Türkei Flagge
Bild © picture-alliance/dpa

260 Soldaten der Bundeswehr sind in Incirlik in der Türkei stationiert. Abgeordnete des Deutschen Bundestags wollten sie besuchen, die türkische Regierung hat das verboten. Deshalb sollte die Bundeswehr raus aus der Türkei, meint unser Korrespondent.

Die Bundeswehr ist eine Parlamentsarmee. Der Deutsche Bundestag bestimmt, wo, warum und wie lange sie im Ausland eingesetzt wird. Das ist gut so und so regelt es das Grundgesetz. Die Abgeordneten des Bundestags haben große Verantwortung für die Soldatinnen und Soldaten, wenn sie über die Verlängerung eines Mandats entscheiden. Und deshalb müssen sie sich auch ihr eigenes Bild machen können unter welchen Bedingungen die Bundeswehr im Einsatz arbeitet. Das sollte ein NATO-Partner respektieren. Tut die Türkei aber nicht!

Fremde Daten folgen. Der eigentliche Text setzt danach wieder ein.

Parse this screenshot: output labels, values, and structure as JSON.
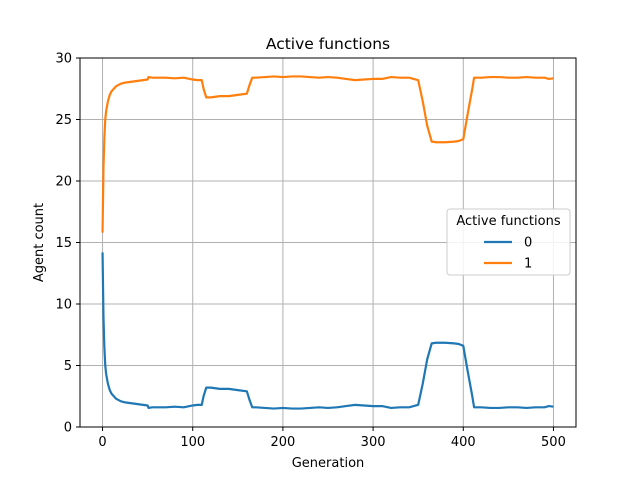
{
  "chart_data": {
    "type": "line",
    "title": "Active functions",
    "xlabel": "Generation",
    "ylabel": "Agent count",
    "xlim": [
      -25,
      525
    ],
    "ylim": [
      0,
      30
    ],
    "xticks": [
      0,
      100,
      200,
      300,
      400,
      500
    ],
    "yticks": [
      0,
      5,
      10,
      15,
      20,
      25,
      30
    ],
    "grid": true,
    "legend": {
      "title": "Active functions",
      "placement": "center-right"
    },
    "colors": {
      "0": "#1f77b4",
      "1": "#ff7f0e"
    },
    "series": [
      {
        "name": "0",
        "x": [
          0,
          1,
          2,
          3,
          4,
          6,
          8,
          10,
          15,
          20,
          25,
          30,
          35,
          40,
          45,
          50,
          51,
          55,
          60,
          70,
          80,
          90,
          100,
          105,
          110,
          112,
          115,
          120,
          130,
          140,
          150,
          160,
          163,
          166,
          170,
          180,
          190,
          200,
          210,
          220,
          230,
          240,
          250,
          260,
          270,
          280,
          290,
          300,
          310,
          320,
          330,
          340,
          345,
          350,
          355,
          360,
          365,
          370,
          380,
          390,
          395,
          400,
          405,
          410,
          412,
          420,
          430,
          440,
          450,
          460,
          470,
          480,
          490,
          495,
          500
        ],
        "values": [
          14.2,
          9.0,
          6.5,
          5.0,
          4.3,
          3.5,
          3.0,
          2.7,
          2.3,
          2.1,
          2.0,
          1.95,
          1.9,
          1.85,
          1.8,
          1.75,
          1.55,
          1.6,
          1.6,
          1.6,
          1.65,
          1.6,
          1.75,
          1.8,
          1.8,
          2.5,
          3.2,
          3.2,
          3.1,
          3.1,
          3.0,
          2.9,
          2.2,
          1.6,
          1.6,
          1.55,
          1.5,
          1.55,
          1.5,
          1.5,
          1.55,
          1.6,
          1.55,
          1.6,
          1.7,
          1.8,
          1.75,
          1.7,
          1.7,
          1.55,
          1.6,
          1.6,
          1.7,
          1.8,
          3.5,
          5.5,
          6.8,
          6.85,
          6.85,
          6.8,
          6.75,
          6.6,
          4.5,
          2.5,
          1.6,
          1.6,
          1.55,
          1.55,
          1.6,
          1.6,
          1.55,
          1.6,
          1.6,
          1.7,
          1.65
        ]
      },
      {
        "name": "1",
        "x": [
          0,
          1,
          2,
          3,
          4,
          6,
          8,
          10,
          15,
          20,
          25,
          30,
          35,
          40,
          45,
          50,
          51,
          55,
          60,
          70,
          80,
          90,
          100,
          105,
          110,
          112,
          115,
          120,
          130,
          140,
          150,
          160,
          163,
          166,
          170,
          180,
          190,
          200,
          210,
          220,
          230,
          240,
          250,
          260,
          270,
          280,
          290,
          300,
          310,
          320,
          330,
          340,
          345,
          350,
          355,
          360,
          365,
          370,
          380,
          390,
          395,
          400,
          405,
          410,
          412,
          420,
          430,
          440,
          450,
          460,
          470,
          480,
          490,
          495,
          500
        ],
        "values": [
          15.8,
          21.0,
          23.5,
          25.0,
          25.7,
          26.5,
          27.0,
          27.3,
          27.7,
          27.9,
          28.0,
          28.05,
          28.1,
          28.15,
          28.2,
          28.25,
          28.45,
          28.4,
          28.4,
          28.4,
          28.35,
          28.4,
          28.25,
          28.2,
          28.2,
          27.5,
          26.8,
          26.8,
          26.9,
          26.9,
          27.0,
          27.1,
          27.8,
          28.4,
          28.4,
          28.45,
          28.5,
          28.45,
          28.5,
          28.5,
          28.45,
          28.4,
          28.45,
          28.4,
          28.3,
          28.2,
          28.25,
          28.3,
          28.3,
          28.45,
          28.4,
          28.4,
          28.3,
          28.2,
          26.5,
          24.5,
          23.2,
          23.15,
          23.15,
          23.2,
          23.25,
          23.4,
          25.5,
          27.5,
          28.4,
          28.4,
          28.45,
          28.45,
          28.4,
          28.4,
          28.45,
          28.4,
          28.4,
          28.3,
          28.35
        ]
      }
    ]
  }
}
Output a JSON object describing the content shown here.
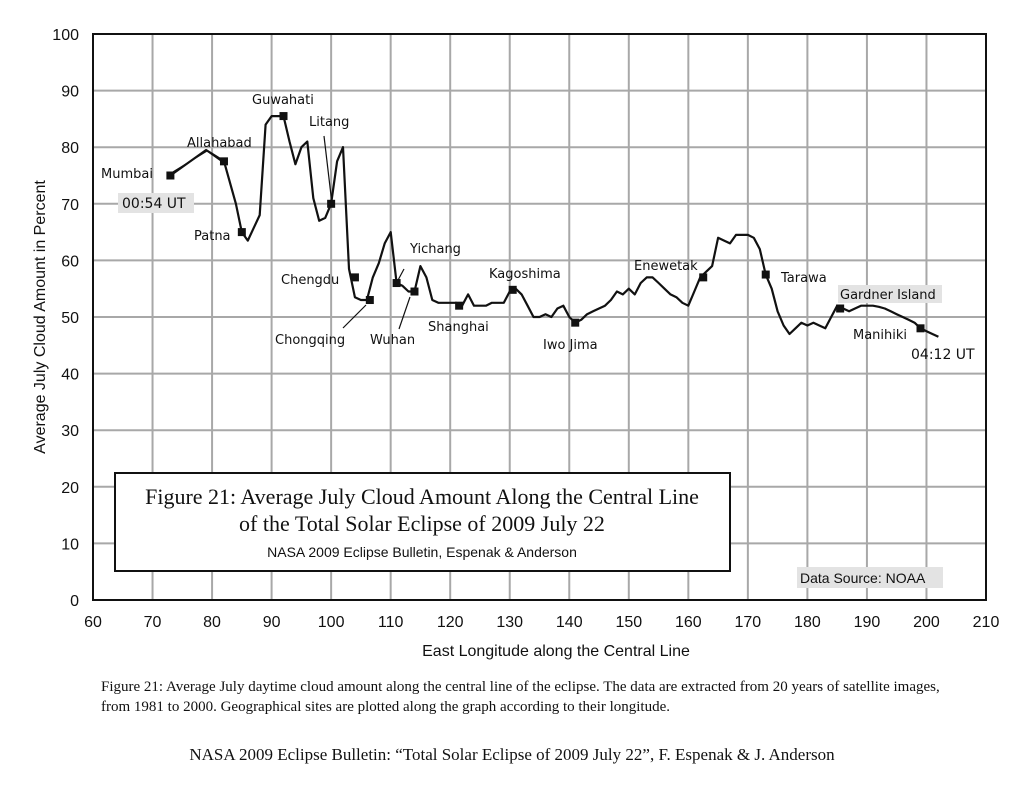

Türkei verweigert Bundestagsabgeordneten Incirlik-Besuch

Stattdessen verweigert sie den Vertretern des Deutschen Volkes, die Soldaten zu besuchen. Diesmal wahrscheinlich weil türkische Offiziere in Deutschland Asyl erhalten haben. Vielleicht auch noch wegen des Zoffs um das Verfassungsreferendum. Oder warum auch immer. Mir ist der Grund inzwischen eigentlich auch egal.

Ich finde: irgendwann reichts! Was die türkische Regierung macht ist nichts anderes als Erpressung. Sie benutzt Incirlik als Faustpfand, um ihre Interessen bei anderen Themen durchzusetzen - und das geht gar nicht. Die Bundeswehrsoldaten sollten die Türkei verlassen, besser früher als später. Klar, ist das umständlich. Es dauert, es kostet Geld. Es bringt neue Probleme mit sich.

Die Bundeswehrsoldaten sollten die Türkei verlassen

Aber wenn sich deutsche Soldaten im Ausland für die Sicherheit des Landes einsetzen, wenn sie ihr Leben riskieren, um im Kampf gegen den sogenannten Islamischen Staat zu helfen, dann brauchen sie klare Verhältnisse. Dann dürfen sie nicht zum Spielball Ankaras werden. Deshalb sagte ich: nicht erpressen lassen - raus aus der Türkei.